4.1.1.2. Eigenfunctions of an LTI system¶

The function \(x(t)=e^{st}\) is an eigenfunction of an LTI system. When we feed this as input to an LTI system with impulse response \(h(t)\) we get the response \(y(t)\) as the convolution

\[\begin{split}y(t) &= x(t) \ast h(t)\\ &= \int_{-\infty}^{\infty} x(t-u)h(u)du\\ &= \int_{-\infty}^{\infty} e^{s(t-u)}h(u)du\\ &= e^{st} \int_{-\infty}^{\infty} e^{-su}h(u)du\\ &= H(s) e^{st}\end{split}\]

The complex variable \(s\) can be written as \(s=\sigma + j\w\) (both \(\sigma\) and \(\w\) real) leading to eigenfunctions of the form \(e^{st} = e^{(\sigma+j\w)t} = e^{\sigma t} \left(\cos(\w t+ j\sin(\w t)\right)\). So the complex exponentials from Fourier analysis are replaced with decaying (\(\sigma<0\)) or increasing (\(\sigma>0\)) complex exponentials.

4.1.1.3. The Laplace Transform and the Fourier Transform¶

Remember the continuous time Fourier transform (CTFT):

\[X(\w) = \int_{-\infty}^{\infty} x(t) e^{-j\w t}\]

Comparing this with the definition of the Laplace transform \(X(s)\) we see that

\[X(s)\Bigr|_{s=j\w} = X(\w)\]

Note that we don’t write \(X(j\w)=X(\w)\) because there is no context that makes it clear that the first \(X\) is the Laplace transform and the second \(X\) is the Fourier transform. This mathematical rather sloppy way of distinguishing functions by their argument is common practice in computer science but not as common in math.

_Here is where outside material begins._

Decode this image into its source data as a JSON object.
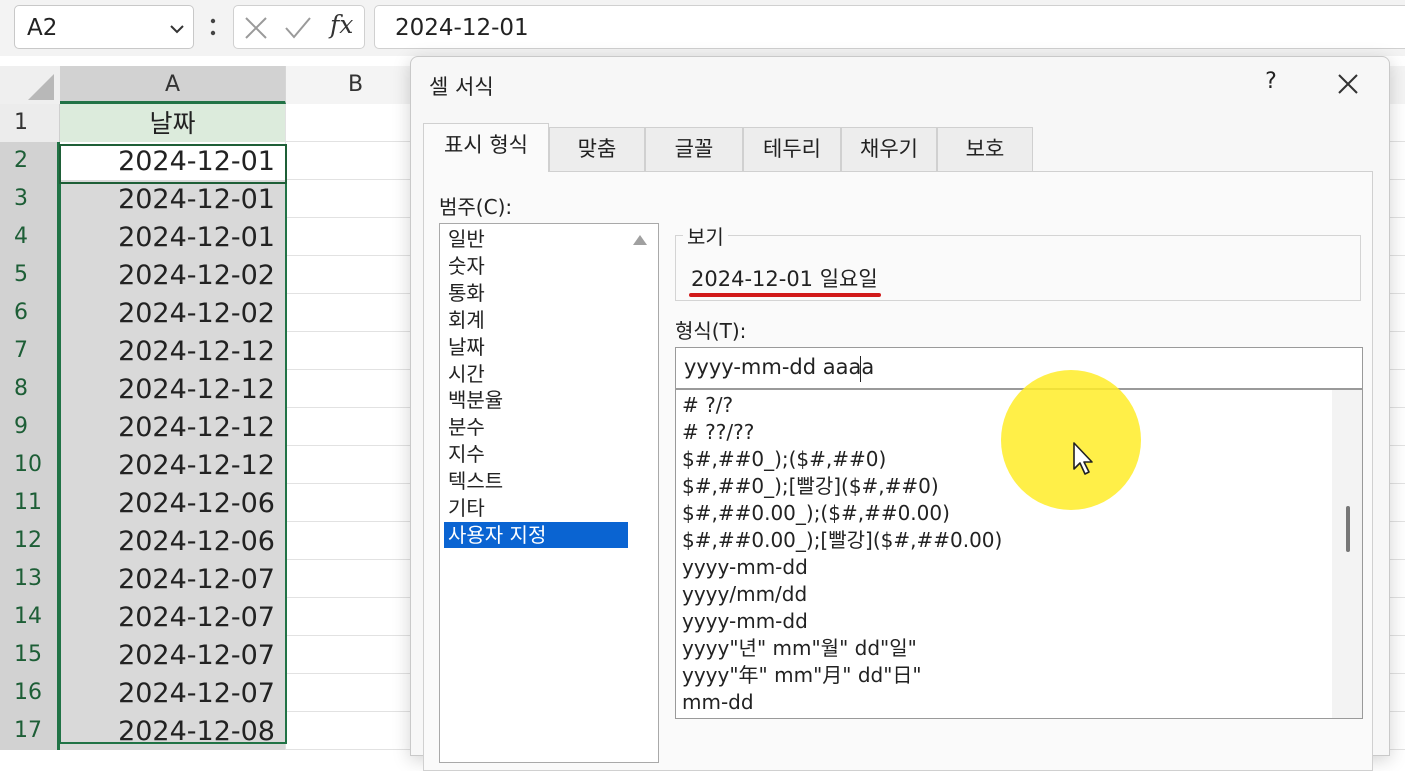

Furthermore let’s look at the Laplace transform in more detail. The definition can be rewritten as:

\[\begin{split}\LT\{x(t)\} = X(s) = X(\sigma + j\w) &= \int_{-\infty}^{\infty} x(t) e^{-st}\\ &= \int_{-\infty}^{\infty} x(t) e^{-(\sigma + j\w) t}\\ &= \int_{-\infty}^{\infty} e^{-\sigma t} x(t) e^{-j\w t}\\ &= \FT\left\{ e^{-\sigma t} x(t) \right\}\end{split}\]

So along the vertical imaginaire axis \(\sigma=0\) we find the Fourier transform in the s-domain, and along the vertical lines with real value \(\sigma\) we find the Fourier transform of the original function after multiplication with \(e^{-\sigma t}\).